In Britain the leading proponent of, and commentator on, industrial folk music was A. L. Lloyd. His Come All Ye Bold Miners: Ballads and Songs from the Coalfields, a collection of mining songs was published in 1952. Of his own recordings the most influential were his arrangement of various industrial songs on the LP The Iron Muse: a Panorama of Industrial Folk Song (1963). A. L. Lloyd wrote in the 1965 Encyclopædia Britannica a paragraph on 'Industrial Song', part his broader entry on 'Folk Music' and his Folk Song in England (1967) concluded with a chapter titled 'Industrial Folk Song', which popularised the term. Subsequently, David Harker criticised Lloyd for his romanticisation of industrial workers. The other major figure of the second British folk revival, Ewan MacColl also played a significant part in popularising British Industrial folk song, making Shuttle and Cage a 10" LP with Peggy Seeger for Topic Records in 1958 and alone an LP for Stinson in 1963 called British Industrial Folk Songs. From 1957 to 1964 probably the widest audience for British work songs was achieved through the Radio Ballads, of MacColl and Peggy Seeger, many of which focused on work, including rail workers, road building, fishing and coal mining. However, many of the songs in the Radio Ballads were written by MacColl himself in the style of the songs that he, Lloyd and others had collected e.g. 'Shoals of Herring'. In the British folk rock movement of the 1970s industrial folk music was less prominent than traditional ballads, but largely accepted as part of folk music, with songs like 'Blackleg Miner' being recorded beside medieval ballads by leading bands of the genre like Steeleye Span.

==Decline and survival==
Industrial folk song overlapped with other forms of music from the late 19th century, such as Music hall and popular music and began to disappear as a genre from the mid-20th century as different forms of song provided alternatives and the decline of major industries began to undermine it.
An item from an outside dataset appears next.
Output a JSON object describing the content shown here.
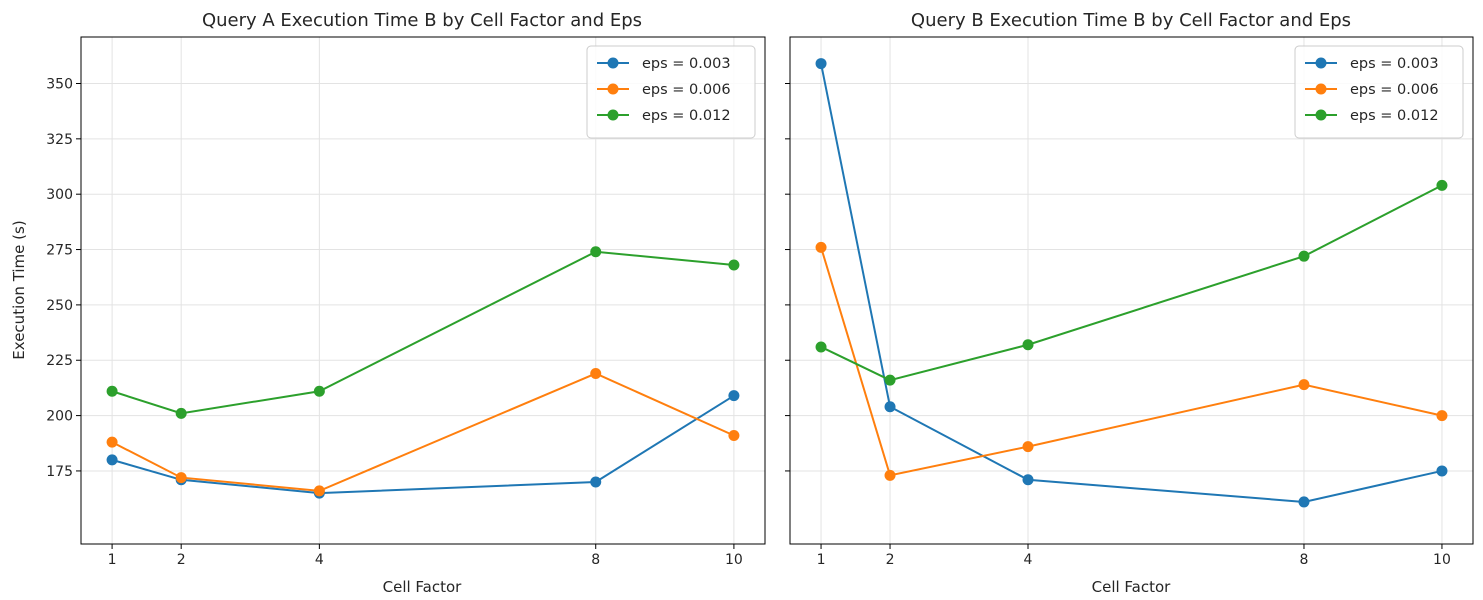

However, because of its political associations it has been revived, particularly in times of political and social upheaval such as the 1980s, when anarchist punk band Chumbawamba included several industrial work and protest songs on their English Rebel Songs 1381-1914 album (1988) and the tradition was taken up by folk artists like Billy Bragg. In the United States, arguably the most successful inheritor of the tradition is Bruce Springsteen, often focusing more on industrial decline in songs like "Youngstown" on his 1995 album The Ghost of Tom Joad. Songs from the tradition continue to be recorded, as in the Grammy nominated Music of Coal: Mining Songs from the Appalachian Coalfields (2007), a two CD compilation and booklet of mining songs.